Le changement de pratique administrative invoqué par le département pour fonder la différence d’appréciation n’était pas pertinent puisque non seulement l’autre autorisation avait été délivrée récemment, soit le ______ 2022, mais aussi que les critères retenus dans la nouvelle pratique n’étaient remplis ni dans le cadre des travaux autorisés par l’APA 2______ ni dans le cadre de l’APA 3______.

En décidant volontairement la réhabilitation de l’appartement en une affection de logement, la recourante avait accepté, alors qu’elle était à moins de deux ans de la prescription trentenaire, que le loyer mensuel du bail commercial en CHF 2’333.- ne soit pas pris en considération pour déterminer le nouveau loyer après retour à l’affectation d’origine. Elle pouvait donc de bonne foi considérer que le nouveau loyer ne soit plafonné au maximum LDTR, soit à CHF 1’323.- par mois, que pour une durée de trois ans.

8.             Le 12 avril 2024 2024, le département a dupliqué et persisté dans ses conclusions.

La recourante persistait à soutenir que les travaux effectués dans l’appartement ne sauraient être qualifiés de permutation de pièces, mais l’actuelle pièce désignée comme cuisine se situait à l’emplacement d’une future chambre de 11,53 m2 et la nouvelle cuisine projetée serait déplacée dans la pièce désignée dans le document comme « chambre 1 » ; le projet présentait ainsi clairement une permutation des pièces, en dépit des dires de la recourante qui tentait de substituer son appréciation à celle de l’OCLPF en donnant sa propre définition de ce qui devait être qualifié comme travaux de transformation lourde. De plus, même à la suivre et à considérer qu’il n’y aurait pas de transformation de pièces humides en pièces sèches, il ne s’agissait que d’un critère parmi d’autres à prendre en compte. Outre la permutation de pièces, il ne fallait pas minimiser le fait que la création et l’aménagement complets de la cuisine et des sanitaires étaient des travaux d’une certaine ampleur et que le projet présentait également un changement d’affectation de local à usage commercial à un local d’habitation.

EN DROIT

1.             Le Tribunal administratif de première instance connaît des recours dirigés, comme en l’espèce, contre les décisions prises par le département en application de la loi sur les démolitions, transformations et rénovations de maisons d’habitation du 25 janvier 1996 et de la loi sur les constructions et les installations diverses du 14 avril 1988 (LCI - L 5 05) (art. 115 al. 2 et 116 al. 1 de la loi sur l’organisation judiciaire du 26 septembre 2010 - LOJ - E 2 05, art. 143 et 145 al. 1 LCI ; art. 45 al. 1 LDTR).
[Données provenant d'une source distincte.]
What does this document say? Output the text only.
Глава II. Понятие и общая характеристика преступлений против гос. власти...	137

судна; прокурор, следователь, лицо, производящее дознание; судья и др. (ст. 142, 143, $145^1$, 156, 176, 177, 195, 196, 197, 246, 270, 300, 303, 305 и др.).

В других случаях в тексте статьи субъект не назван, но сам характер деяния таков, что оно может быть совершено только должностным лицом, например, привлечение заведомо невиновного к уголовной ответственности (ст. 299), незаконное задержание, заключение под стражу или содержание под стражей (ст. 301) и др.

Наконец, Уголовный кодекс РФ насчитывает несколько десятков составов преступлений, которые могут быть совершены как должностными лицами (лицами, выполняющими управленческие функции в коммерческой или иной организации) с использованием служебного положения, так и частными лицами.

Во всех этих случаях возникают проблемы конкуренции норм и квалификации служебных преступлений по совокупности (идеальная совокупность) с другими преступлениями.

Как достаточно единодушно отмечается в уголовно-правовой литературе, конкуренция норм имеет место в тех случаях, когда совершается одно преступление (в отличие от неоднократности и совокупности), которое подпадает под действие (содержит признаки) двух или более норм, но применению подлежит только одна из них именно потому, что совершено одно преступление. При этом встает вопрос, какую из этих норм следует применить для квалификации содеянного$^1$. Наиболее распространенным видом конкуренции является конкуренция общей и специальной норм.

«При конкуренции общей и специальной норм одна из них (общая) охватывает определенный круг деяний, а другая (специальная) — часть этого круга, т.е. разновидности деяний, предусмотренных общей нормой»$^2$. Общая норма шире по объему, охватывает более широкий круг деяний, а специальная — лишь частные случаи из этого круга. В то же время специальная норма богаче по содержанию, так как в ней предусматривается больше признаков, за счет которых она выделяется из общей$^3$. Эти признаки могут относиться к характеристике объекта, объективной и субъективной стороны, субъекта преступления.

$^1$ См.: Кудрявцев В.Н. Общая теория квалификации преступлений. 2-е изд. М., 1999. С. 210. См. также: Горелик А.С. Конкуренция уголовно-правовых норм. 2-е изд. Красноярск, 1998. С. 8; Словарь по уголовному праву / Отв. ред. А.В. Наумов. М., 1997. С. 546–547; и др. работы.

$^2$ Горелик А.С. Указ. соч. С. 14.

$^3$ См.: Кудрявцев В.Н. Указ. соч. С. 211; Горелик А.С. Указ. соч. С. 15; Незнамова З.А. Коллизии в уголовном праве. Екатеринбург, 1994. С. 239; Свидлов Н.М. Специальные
2.             Interjeté en temps utile et dans les formes prescrites devant la juridiction compétente, le recours est recevable au sens des art. 60 et 62 à 65 de la loi sur la procédure administrative du 12 septembre 1985 (LPA - E 5 10).
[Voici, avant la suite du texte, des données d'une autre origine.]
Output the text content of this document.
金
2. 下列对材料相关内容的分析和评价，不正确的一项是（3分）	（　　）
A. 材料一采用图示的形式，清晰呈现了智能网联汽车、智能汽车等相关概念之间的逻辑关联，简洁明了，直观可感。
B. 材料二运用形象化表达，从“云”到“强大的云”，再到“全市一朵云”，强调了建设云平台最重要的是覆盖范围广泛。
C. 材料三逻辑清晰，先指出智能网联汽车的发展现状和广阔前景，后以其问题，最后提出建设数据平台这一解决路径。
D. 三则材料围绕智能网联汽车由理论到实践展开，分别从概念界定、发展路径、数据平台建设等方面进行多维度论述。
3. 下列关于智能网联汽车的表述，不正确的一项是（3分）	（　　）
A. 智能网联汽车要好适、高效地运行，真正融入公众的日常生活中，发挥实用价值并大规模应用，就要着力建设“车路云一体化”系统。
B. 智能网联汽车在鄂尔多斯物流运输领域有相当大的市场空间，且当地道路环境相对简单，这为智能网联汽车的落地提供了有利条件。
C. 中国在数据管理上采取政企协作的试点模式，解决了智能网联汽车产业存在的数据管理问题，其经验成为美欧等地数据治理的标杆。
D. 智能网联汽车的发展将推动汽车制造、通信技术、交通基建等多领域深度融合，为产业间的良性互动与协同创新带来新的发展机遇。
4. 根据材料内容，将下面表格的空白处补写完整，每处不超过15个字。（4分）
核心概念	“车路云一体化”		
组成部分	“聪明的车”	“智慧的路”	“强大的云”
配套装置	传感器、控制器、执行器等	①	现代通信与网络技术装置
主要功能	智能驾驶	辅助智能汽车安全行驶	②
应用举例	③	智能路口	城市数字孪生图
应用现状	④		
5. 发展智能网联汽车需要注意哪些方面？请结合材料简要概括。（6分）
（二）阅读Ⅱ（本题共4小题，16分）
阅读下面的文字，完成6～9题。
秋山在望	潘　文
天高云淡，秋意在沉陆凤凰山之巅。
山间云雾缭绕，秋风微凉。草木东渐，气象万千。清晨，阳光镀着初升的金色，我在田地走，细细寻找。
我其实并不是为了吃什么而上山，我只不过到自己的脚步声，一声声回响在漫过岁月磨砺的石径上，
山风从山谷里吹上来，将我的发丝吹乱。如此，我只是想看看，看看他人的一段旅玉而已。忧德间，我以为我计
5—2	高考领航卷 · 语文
3.             Selon l’art. 61 al. 1 LPA, le recours peut être formé pour violation du droit, y compris l’excès et l’abus du pouvoir d’appréciation (let. a), ou pour constatation inexacte ou incomplète des faits pertinents (let. b). En revanche, les juridictions administratives n’ont pas compétence pour apprécier l’opportunité de la décision attaquée, sauf exception prévue par la loi (art. 61 al. 2 LPA), non réalisée en l’espèce.

Il y a en particulier abus du pouvoir d’appréciation lorsque l’autorité se fonde sur des considérations qui manquent de pertinence et sont étrangères au but visé par les dispositions légales applicables, ou lorsqu’elle viole des principes généraux du droit tels que l’interdiction de l’arbitraire, l’égalité de traitement, le principe de la bonne foi et le principe de la proportionnalité (ATF 143 III 140 consid. 4.1.3 ; arrêt du Tribunal fédéral 8C_712/2020 du 21 juillet 2021 consid. 4.3 ; Thierry TANQUEREL, Manuel de droit administratif, 2018, n. 515 p. 179).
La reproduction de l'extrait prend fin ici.